DAS SCHLAGOCH von MATHIAS GREFFRATH

Konservative sind doch keine Liberalen, die an einen göttlichen Marktmechanismus glauben

Was anders sind Reiche, wenn ihnen Gerechtigkeit fehlt, als große Räuberbanden? Aurelius Augustinus

Wie kriegerisch darf grün, wie unsozial kann rot sein? Während die Regierungsparteien sich Grundsatzdebatten leisten, bleibt die Opposition programmatisch still. Wo wird sie gestellt, die Frage einer christlichen, ja einer konservativen Alternative zum rot-grünen Neoliberalismus? An der Basis? Ich weiß es nicht, also mache ich mir einen Film im Kopf:

– Guten Tag. Ich möchte in die Partei eintreten.

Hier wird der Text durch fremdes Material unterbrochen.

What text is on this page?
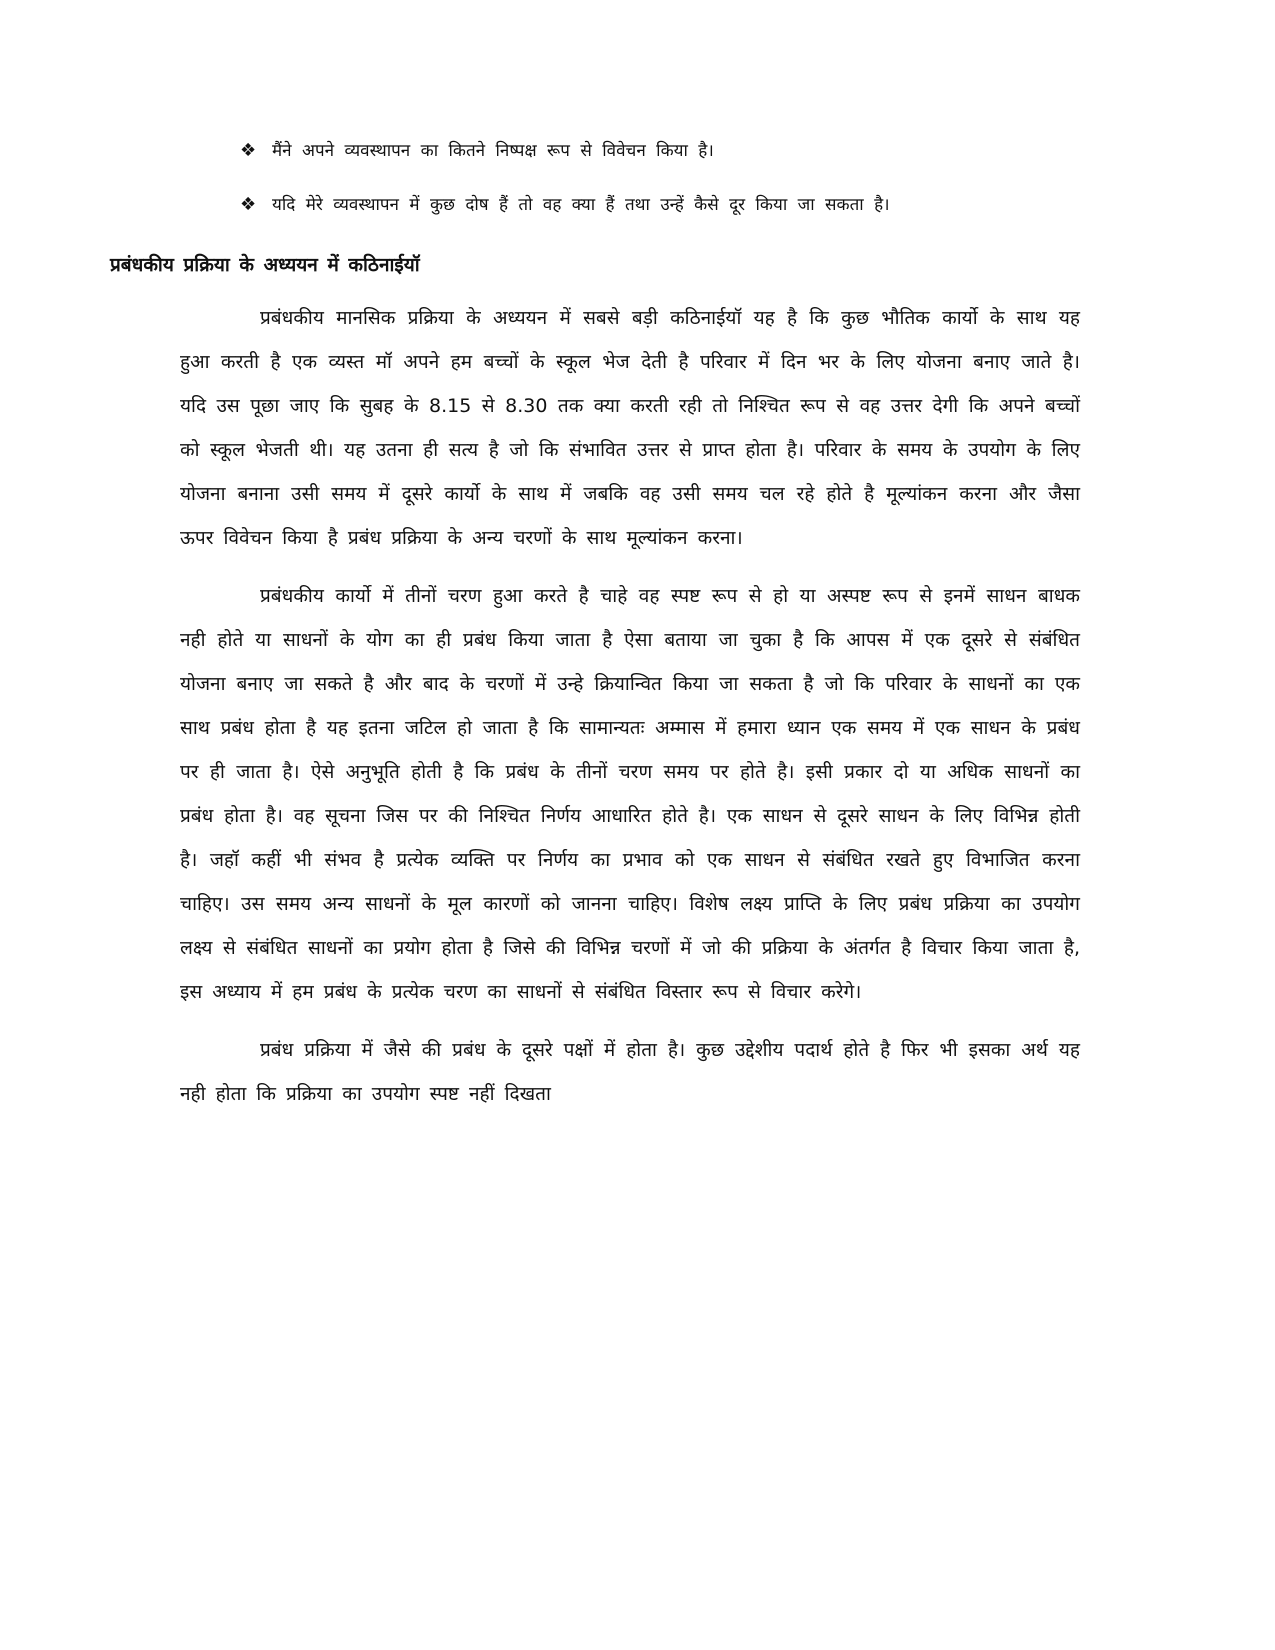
❖ मैंने अपने व्यवस्थापन का कितने निष्पक्ष रूप से विवेचन किया है।
❖ यदि मेरे व्यवस्थापन में कुछ दोष हैं तो वह क्या हैं तथा उन्हें कैसे दूर किया जा सकता है।
प्रबंधकीय प्रक्रिया के अध्ययन में कठिनाईयॉ

प्रबंधकीय मानसिक प्रक्रिया के अध्ययन में सबसे बड़ी कठिनाईयॉ यह है कि कुछ भौतिक कार्यो के साथ यह हुआ करती है एक व्यस्त मॉ अपने हम बच्चों के स्कूल भेज देती है परिवार में दिन भर के लिए योजना बनाए जाते है। यदि उस पूछा जाए कि सुबह के 8.15 से 8.30 तक क्या करती रही तो निश्चित रूप से वह उत्तर देगी कि अपने बच्चों को स्कूल भेजती थी। यह उतना ही सत्य है जो कि संभावित उत्तर से प्राप्त होता है। परिवार के समय के उपयोग के लिए योजना बनाना उसी समय में दूसरे कार्यो के साथ में जबकि वह उसी समय चल रहे होते है मूल्यांकन करना और जैसा ऊपर विवेचन किया है प्रबंध प्रक्रिया के अन्य चरणों के साथ मूल्यांकन करना।

प्रबंधकीय कार्यो में तीनों चरण हुआ करते है चाहे वह स्पष्ट रूप से हो या अस्पष्ट रूप से इनमें साधन बाधक नही होते या साधनों के योग का ही प्रबंध किया जाता है ऐसा बताया जा चुका है कि आपस में एक दूसरे से संबंधित योजना बनाए जा सकते है और बाद के चरणों में उन्हे क्रियान्वित किया जा सकता है जो कि परिवार के साधनों का एक साथ प्रबंध होता है यह इतना जटिल हो जाता है कि सामान्यतः अम्मास में हमारा ध्यान एक समय में एक साधन के प्रबंध पर ही जाता है। ऐसे अनुभूति होती है कि प्रबंध के तीनों चरण समय पर होते है। इसी प्रकार दो या अधिक साधनों का प्रबंध होता है। वह सूचना जिस पर की निश्चित निर्णय आधारित होते है। एक साधन से दूसरे साधन के लिए विभिन्न होती है। जहॉ कहीं भी संभव है प्रत्येक व्यक्ति पर निर्णय का प्रभाव को एक साधन से संबंधित रखते हुए विभाजित करना चाहिए। उस समय अन्य साधनों के मूल कारणों को जानना चाहिए। विशेष लक्ष्य प्राप्ति के लिए प्रबंध प्रक्रिया का उपयोग लक्ष्य से संबंधित साधनों का प्रयोग होता है जिसे की विभिन्न चरणों में जो की प्रक्रिया के अंतर्गत है विचार किया जाता है, इस अध्याय में हम प्रबंध के प्रत्येक चरण का साधनों से संबंधित विस्तार रूप से विचार करेगे।

प्रबंध प्रक्रिया में जैसे की प्रबंध के दूसरे पक्षों में होता है। कुछ उद्देशीय पदार्थ होते है फिर भी इसका अर्थ यह नही होता कि प्रक्रिया का उपयोग स्पष्ट नहीं दिखता
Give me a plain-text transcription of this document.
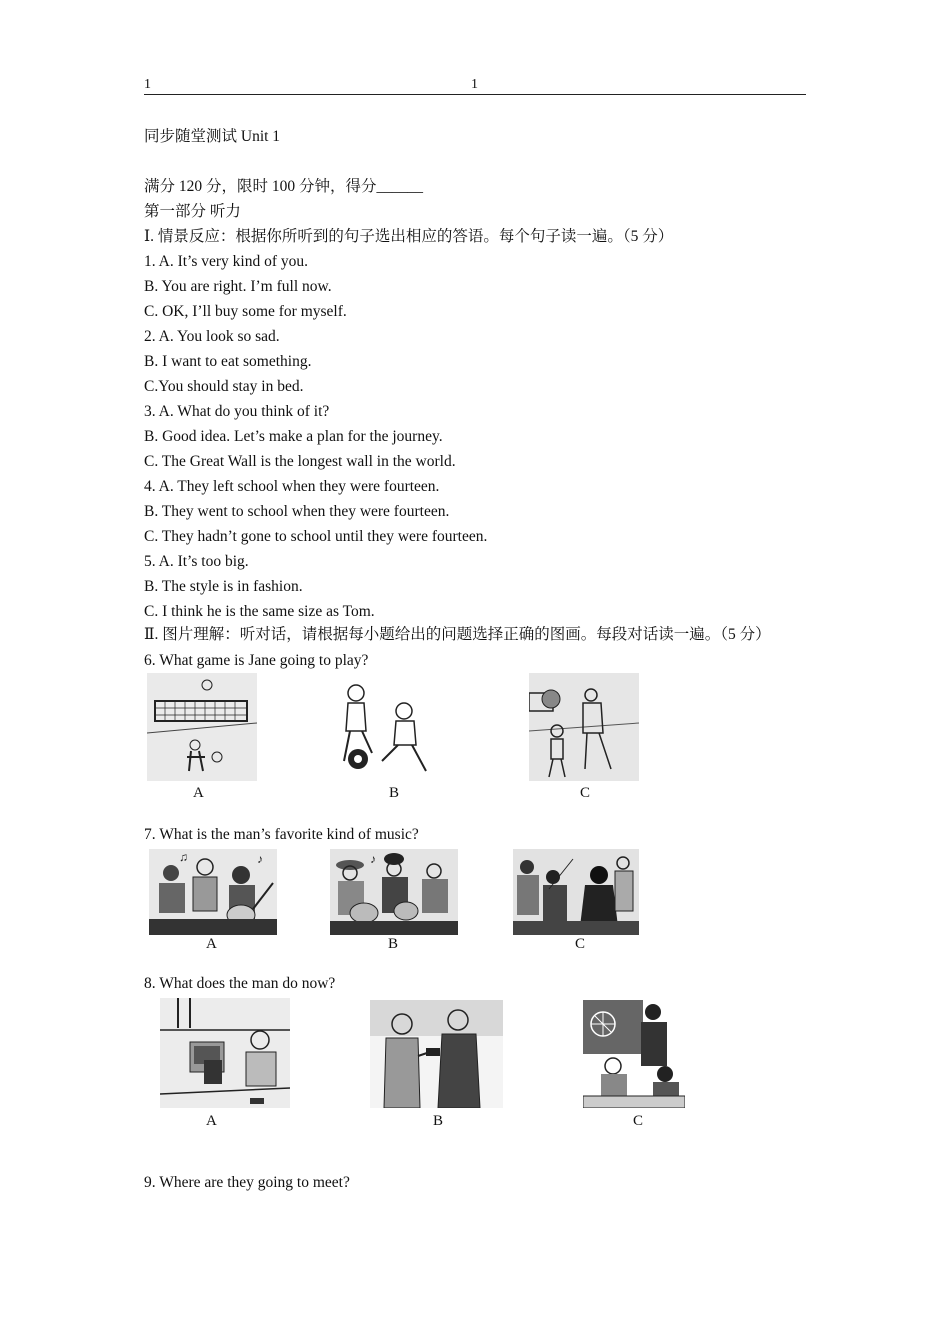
1	1
同步随堂测试 Unit 1
满分 120 分，限时 100 分钟，得分______
第一部分 听力
Ⅰ. 情景反应：根据你所听到的句子选出相应的答语。每个句子读一遍。（5 分）
1. A. It’s very kind of you.
B. You are right. I’m full now.
C. OK, I’ll buy some for myself.
2. A. You look so sad.
B. I want to eat something.
C.You should stay in bed.
3. A. What do you think of it?
B. Good idea. Let’s make a plan for the journey.
C. The Great Wall is the longest wall in the world.
4. A. They left school when they were fourteen.
B. They went to school when they were fourteen.
C. They hadn’t gone to school until they were fourteen.
5. A. It’s too big.
B. The style is in fashion.
C. I think he is the same size as Tom.
Ⅱ. 图片理解：听对话，请根据每小题给出的问题选择正确的图画。每段对话读一遍。（5 分）
6. What game is Jane going to play?
A	B	C
7. What is the man’s favorite kind of music?
♪
♫
A
♪
B	C
8. What does the man do now?
A	B	C
9. Where are they going to meet?
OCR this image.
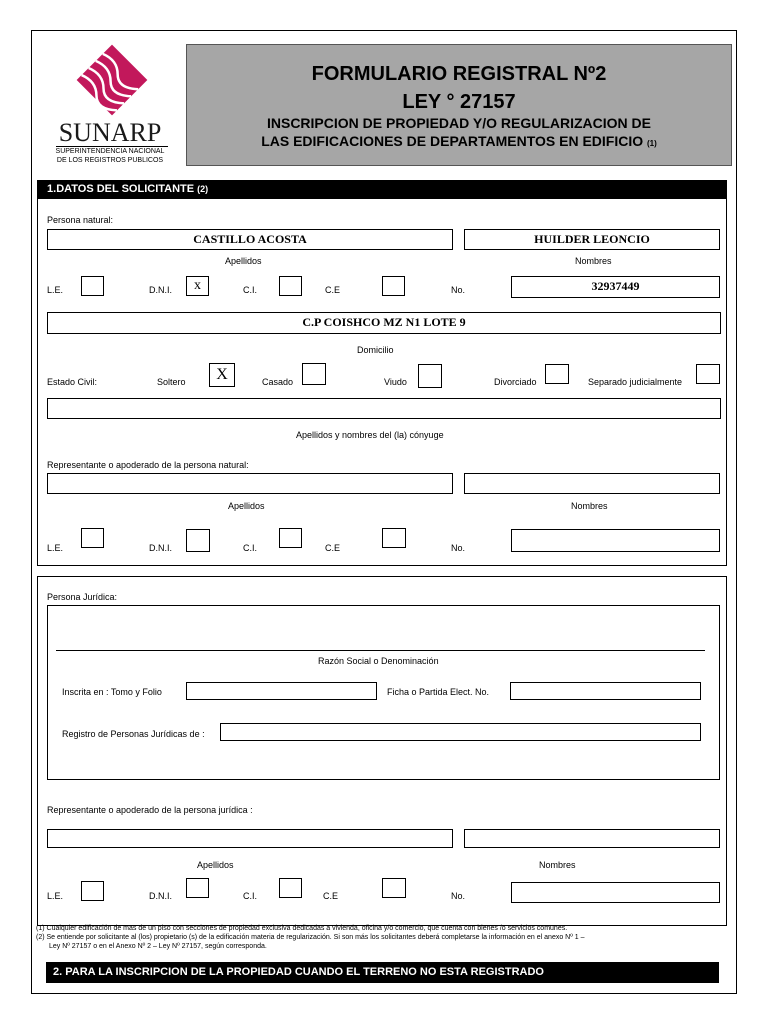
SUNARP
SUPERINTENDENCIA NACIONAL
DE LOS REGISTROS PUBLICOS
FORMULARIO REGISTRAL Nº2
LEY ° 27157
INSCRIPCION DE PROPIEDAD Y/O REGULARIZACION DE
LAS EDIFICACIONES DE DEPARTAMENTOS EN EDIFICIO (1)
1.DATOS DEL SOLICITANTE (2)
Persona natural:
CASTILLO ACOSTA	HUILDER LEONCIO
Apellidos	Nombres
L.E.	D.N.I.	x	C.I.	C.E	No.	32937449
C.P COISHCO MZ N1 LOTE 9
Domicilio
Estado Civil:	Soltero	X	Casado	Viudo	Divorciado	Separado judicialmente
Apellidos y nombres del (la) cónyuge
Representante o apoderado de la persona natural:
Apellidos	Nombres
L.E.	D.N.I.	C.I.	C.E	No.
Persona Jurídica:
Razón Social o Denominación
Inscrita en : Tomo y Folio	Ficha o Partida Elect. No.
Registro de Personas Jurídicas de :
Representante o apoderado de la persona jurídica :
Apellidos	Nombres
L.E.	D.N.I.	C.I.	C.E	No.
(1) Cualquier edificación de mas de un piso con secciones de propiedad exclusiva dedicadas a vivienda, oficina y/o comercio, que cuenta con bienes /o servicios comunes.
(2) Se entiende por solicitante al (los) propietario (s) de la edificación materia de regularización. Si son más los solicitantes deberá completarse la información en el anexo Nº 1 –
Ley Nº 27157 o en el Anexo Nº 2 – Ley Nº 27157, según corresponda.
2. PARA LA INSCRIPCION DE LA PROPIEDAD CUANDO EL TERRENO NO ESTA REGISTRADO
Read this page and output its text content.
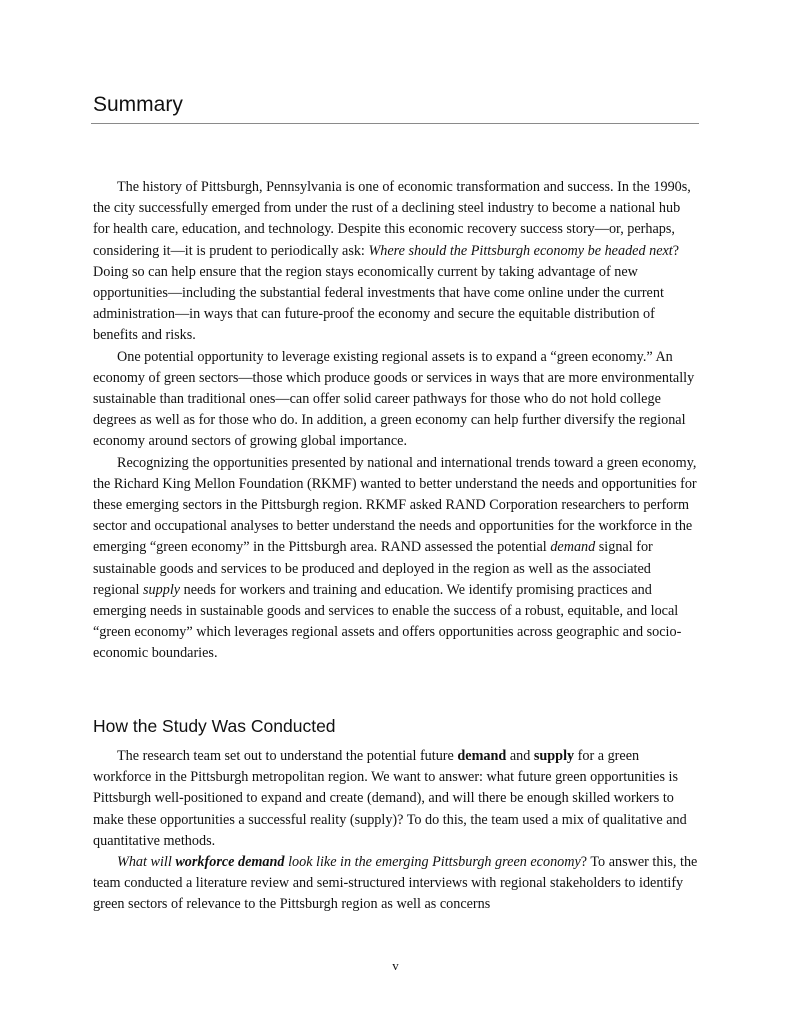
Summary

The history of Pittsburgh, Pennsylvania is one of economic transformation and success. In the 1990s, the city successfully emerged from under the rust of a declining steel industry to become a national hub for health care, education, and technology. Despite this economic recovery success story—or, perhaps, considering it—it is prudent to periodically ask: Where should the Pittsburgh economy be headed next? Doing so can help ensure that the region stays economically current by taking advantage of new opportunities—including the substantial federal investments that have come online under the current administration—in ways that can future-proof the economy and secure the equitable distribution of benefits and risks.

One potential opportunity to leverage existing regional assets is to expand a “green economy.” An economy of green sectors—those which produce goods or services in ways that are more environmentally sustainable than traditional ones—can offer solid career pathways for those who do not hold college degrees as well as for those who do. In addition, a green economy can help further diversify the regional economy around sectors of growing global importance.

Recognizing the opportunities presented by national and international trends toward a green economy, the Richard King Mellon Foundation (RKMF) wanted to better understand the needs and opportunities for these emerging sectors in the Pittsburgh region. RKMF asked RAND Corporation researchers to perform sector and occupational analyses to better understand the needs and opportunities for the workforce in the emerging “green economy” in the Pittsburgh area. RAND assessed the potential demand signal for sustainable goods and services to be produced and deployed in the region as well as the associated regional supply needs for workers and training and education. We identify promising practices and emerging needs in sustainable goods and services to enable the success of a robust, equitable, and local “green economy” which leverages regional assets and offers opportunities across geographic and socio-economic boundaries.

How the Study Was Conducted

The research team set out to understand the potential future demand and supply for a green workforce in the Pittsburgh metropolitan region. We want to answer: what future green opportunities is Pittsburgh well-positioned to expand and create (demand), and will there be enough skilled workers to make these opportunities a successful reality (supply)? To do this, the team used a mix of qualitative and quantitative methods.

What will workforce demand look like in the emerging Pittsburgh green economy? To answer this, the team conducted a literature review and semi-structured interviews with regional stakeholders to identify green sectors of relevance to the Pittsburgh region as well as concerns

v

Der Ton ist existenzialistisch-entschieden. An der Tür steht eine junge Frau. Der Kreisvorsitzende blickt auf. Eine Abiturientin, denkt er, und das so früh am Morgen. Und sagt:

– Warum denn in unsere?

– Weil ich konservativ bin. Und in letzer Zeit viel nachgedacht habe, über die Gesellschaft, über diesen Terror . . . (Sie lächelt verlegen.) Ich muss einfach was tun, mit anderen zusammen.

– Und was, bitte, ist für Sie „konservativ“? (Der Kreisvorsitzende legt die Post beiseite.)

– Na ja: Heimat, Familie, Nation, christliches Menschenbild.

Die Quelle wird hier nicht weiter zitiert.